Looks like it works, at least in our simple case.

Drawing the graph

To draw the graph as a tree, let's use the Python library NetworkX. And GraphViz as the drawing engine. You need to install the following packages to use it:

networkx
pygraphviz
matplotlib

  def plot_column_lineage_graph(
      df: DataFrame,
      column: str,
  ) -> "matplotlib.pyplot.Figure":
      """Plot the column lineage graph as matplotlib figure.

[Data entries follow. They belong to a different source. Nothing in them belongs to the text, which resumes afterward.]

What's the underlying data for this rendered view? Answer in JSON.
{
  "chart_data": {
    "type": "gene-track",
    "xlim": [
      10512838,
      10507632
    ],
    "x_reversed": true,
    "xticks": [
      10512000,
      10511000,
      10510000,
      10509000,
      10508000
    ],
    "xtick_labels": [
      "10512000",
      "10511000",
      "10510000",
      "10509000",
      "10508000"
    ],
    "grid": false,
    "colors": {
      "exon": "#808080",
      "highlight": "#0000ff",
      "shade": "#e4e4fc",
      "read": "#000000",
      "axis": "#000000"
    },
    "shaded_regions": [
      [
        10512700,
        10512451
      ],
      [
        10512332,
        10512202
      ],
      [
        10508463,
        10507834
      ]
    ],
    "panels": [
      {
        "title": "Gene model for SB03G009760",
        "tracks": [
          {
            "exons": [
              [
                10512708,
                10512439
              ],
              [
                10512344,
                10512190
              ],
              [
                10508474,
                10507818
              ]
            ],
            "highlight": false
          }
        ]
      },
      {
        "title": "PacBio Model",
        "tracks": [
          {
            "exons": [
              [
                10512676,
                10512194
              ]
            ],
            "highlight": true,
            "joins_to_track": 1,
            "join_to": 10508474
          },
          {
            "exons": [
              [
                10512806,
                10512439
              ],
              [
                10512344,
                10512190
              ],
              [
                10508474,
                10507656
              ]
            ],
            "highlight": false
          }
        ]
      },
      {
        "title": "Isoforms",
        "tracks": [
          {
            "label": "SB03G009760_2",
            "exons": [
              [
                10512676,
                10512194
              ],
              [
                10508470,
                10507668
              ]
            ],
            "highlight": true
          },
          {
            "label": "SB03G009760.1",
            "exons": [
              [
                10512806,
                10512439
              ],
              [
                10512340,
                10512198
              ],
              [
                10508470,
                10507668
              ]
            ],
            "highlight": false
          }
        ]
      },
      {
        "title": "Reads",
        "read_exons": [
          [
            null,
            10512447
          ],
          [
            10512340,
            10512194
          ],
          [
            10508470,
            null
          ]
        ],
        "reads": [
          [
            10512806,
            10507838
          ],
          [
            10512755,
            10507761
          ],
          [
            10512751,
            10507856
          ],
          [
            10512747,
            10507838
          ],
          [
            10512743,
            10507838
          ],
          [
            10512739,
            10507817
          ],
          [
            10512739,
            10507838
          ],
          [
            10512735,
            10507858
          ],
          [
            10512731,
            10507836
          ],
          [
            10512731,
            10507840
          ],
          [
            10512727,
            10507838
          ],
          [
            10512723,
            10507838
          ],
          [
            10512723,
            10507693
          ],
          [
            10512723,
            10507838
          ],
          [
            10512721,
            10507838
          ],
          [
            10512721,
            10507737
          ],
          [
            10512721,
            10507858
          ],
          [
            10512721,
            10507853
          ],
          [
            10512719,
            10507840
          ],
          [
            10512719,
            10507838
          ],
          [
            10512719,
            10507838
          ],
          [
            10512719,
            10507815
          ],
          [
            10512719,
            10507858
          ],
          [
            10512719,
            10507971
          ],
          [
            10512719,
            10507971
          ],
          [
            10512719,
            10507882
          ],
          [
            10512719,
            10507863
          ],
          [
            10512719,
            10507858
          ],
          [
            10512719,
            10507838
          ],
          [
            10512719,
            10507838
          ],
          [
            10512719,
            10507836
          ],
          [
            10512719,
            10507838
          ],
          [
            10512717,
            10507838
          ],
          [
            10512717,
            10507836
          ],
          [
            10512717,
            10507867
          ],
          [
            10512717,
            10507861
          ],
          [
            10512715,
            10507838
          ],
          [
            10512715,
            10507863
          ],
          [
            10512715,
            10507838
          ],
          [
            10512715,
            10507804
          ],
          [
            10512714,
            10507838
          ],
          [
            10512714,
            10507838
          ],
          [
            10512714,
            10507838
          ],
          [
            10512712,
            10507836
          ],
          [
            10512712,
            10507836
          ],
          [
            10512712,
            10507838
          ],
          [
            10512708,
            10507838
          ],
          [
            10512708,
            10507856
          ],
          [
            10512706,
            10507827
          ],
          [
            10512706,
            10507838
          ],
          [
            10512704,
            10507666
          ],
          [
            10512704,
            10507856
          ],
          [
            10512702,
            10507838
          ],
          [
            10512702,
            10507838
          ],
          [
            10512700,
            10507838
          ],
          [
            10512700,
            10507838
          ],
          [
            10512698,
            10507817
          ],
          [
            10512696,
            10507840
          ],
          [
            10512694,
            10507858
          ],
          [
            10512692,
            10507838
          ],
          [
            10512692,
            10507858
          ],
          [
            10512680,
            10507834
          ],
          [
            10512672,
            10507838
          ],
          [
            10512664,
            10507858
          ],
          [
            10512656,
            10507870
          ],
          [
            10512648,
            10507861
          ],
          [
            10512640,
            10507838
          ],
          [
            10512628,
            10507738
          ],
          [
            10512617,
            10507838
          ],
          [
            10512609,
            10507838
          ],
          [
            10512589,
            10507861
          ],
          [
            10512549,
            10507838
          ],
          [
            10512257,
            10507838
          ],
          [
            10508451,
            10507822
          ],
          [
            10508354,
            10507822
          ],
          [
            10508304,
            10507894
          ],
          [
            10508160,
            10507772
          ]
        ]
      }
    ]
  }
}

      :param df: DataFrame
      :param column: column
      :returns: matplotlib.pyplot.Figure
      """
      try:
          import networkx as nx
          from networkx.drawing.nx_agraph import graphviz_layout
      except ModuleNotFoundError as e:
          err = "NetworkX is not installed. Try `pip install networkx`. "
          err += (
              "You may use `get_column_lineage` instead, that doesn't require NetworkX."
          )
          raise ModuleNotFoundError(err) from e

      try:
          import matplotlib.pyplot as plt
      except ModuleNotFoundError as e:
          err = "You need matplotlib installed to draw the Graph"
          raise ModuleNotFoundError(err) from e

      import importlib

      if not importlib.util.find_spec("pygraphviz"):
          err = "You need to have pygraphviz installed to draw the Graph"
          raise ModuleNotFoundError(err)

      lineage = get_column_lineage(df, column)
      g = nx.DiGraph()

      g.add_nodes_from(lineage.nodes)
      g.add_edges_from(lineage.edges)

      pos = graphviz_layout(g, prog="twopi")
      pos_attrs = {}
      for node, coords in pos.items():
          pos_attrs[node] = (coords[0], coords[1] + 10)
      nx.draw(g, pos=pos)
      nx.draw_networkx_labels(g, labels=lineage.node_attrs, pos=pos_attrs, clip_on=False)

      return plt.gcf()

If we run it, we get the following:

  import matplotlib.pyplot as plt
  col = "cnt_ids"
  f = plot_column_lineage_graph(dat_new, col)
  f.show()

Looks exactly as what we need!

Afterwards

This functionality is mostly for educational purposes, to better understand how Spark Plan is organized. Another possible use case is if you need some simple inline Python code for this task. For real production data lineage on top of Spark, I recommend using a Spline Project!